Sentivo la necessità di raccontare almeno un po’ la realtà iraniana che nel nuovo mondo in cui mi ero trasferito non veniva raccontata; e quando veniva raccontata nessuno aveva voglia di ascoltarla. Io vengo da un paese pieno di conflitti e praticamente distrutto nello sguardo di chi dell’Iran conosce solo quel che viene rappresentato dal regime; oppure ciò che viene diffuso dalla propaganda occidentale, americana soprattutto. In mezzo a tanti conflitti, interni ed esterni, c’è un popolo con tutta la sua storia che merita di essere raccontato. Volevo soprattutto raccontare la storia della mia generazione, di bambini nati negli anni Ottanta, dopo una rivoluzione oggi considerata “catastrofica”, e quelli nati nel corso di una guerra lunga e rovinosa, proprio come la rivoluzione del 1979.

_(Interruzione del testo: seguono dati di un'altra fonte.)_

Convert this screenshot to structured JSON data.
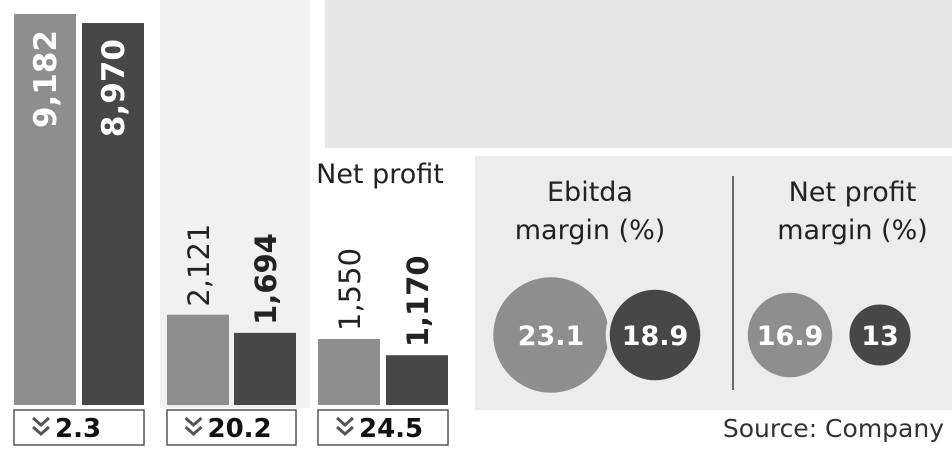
{
  "chart_data": [
    {
      "type": "bar",
      "values": [
        9182,
        8970
      ],
      "value_labels": [
        "9,182",
        "8,970"
      ],
      "colors": [
        "#8e8e8e",
        "#474747"
      ],
      "change": 2.3
    },
    {
      "type": "bar",
      "values": [
        2121,
        1694
      ],
      "value_labels": [
        "2,121",
        "1,694"
      ],
      "colors": [
        "#8e8e8e",
        "#474747"
      ],
      "change": 20.2
    },
    {
      "type": "bar",
      "title": "Net profit",
      "values": [
        1550,
        1170
      ],
      "value_labels": [
        "1,550",
        "1,170"
      ],
      "colors": [
        "#8e8e8e",
        "#474747"
      ],
      "change": 24.5
    },
    {
      "type": "bubble",
      "title": "Ebitda margin (%)",
      "values": [
        23.1,
        18.9
      ],
      "colors": [
        "#8e8e8e",
        "#474747"
      ]
    },
    {
      "type": "bubble",
      "title": "Net profit margin (%)",
      "values": [
        16.9,
        13
      ],
      "colors": [
        "#8e8e8e",
        "#474747"
      ]
    }
  ],
  "source": "Source: Company"
}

Ho cominciato a scrivere questo fumetto con l’idea di pubblicarlo, ma ero più che indeciso. Mi sono presentato in Accademia di Belle Arti a Bologna, all’esame di ammissione del corso di fumetto, dicendo “sono qua per scrivere il mio libro”. Ma ero ben lontano dal mondo del fumetto. Ciò che mi motivava era una necessità personale, intima. Volevo documentare i miei più ambigui ricordi dell’infanzia. Con quel senso di nostalgia, quel sentimento che ogni giorno, vivendo lontano dal mio paese, cresceva in me sempre di più. Oggi, dopo nove anni in Italia, non mi mancano tanto i luoghi iraniani, ma le persone con cui ho vissuto e sono cresciuto. Volevo raccontare questi individui, in un modo non stereotipato e non contagiato dalla politica.
Tu disegni e dipingi ma Nato in Iran è il tuo primo fumetto. Il fumetto non è sempre un passaggio naturale per un disegnatore. Richiede una metodologia e un’organizzazione diversa dello spazio e del tempo. Come è stata questa esperienza per te?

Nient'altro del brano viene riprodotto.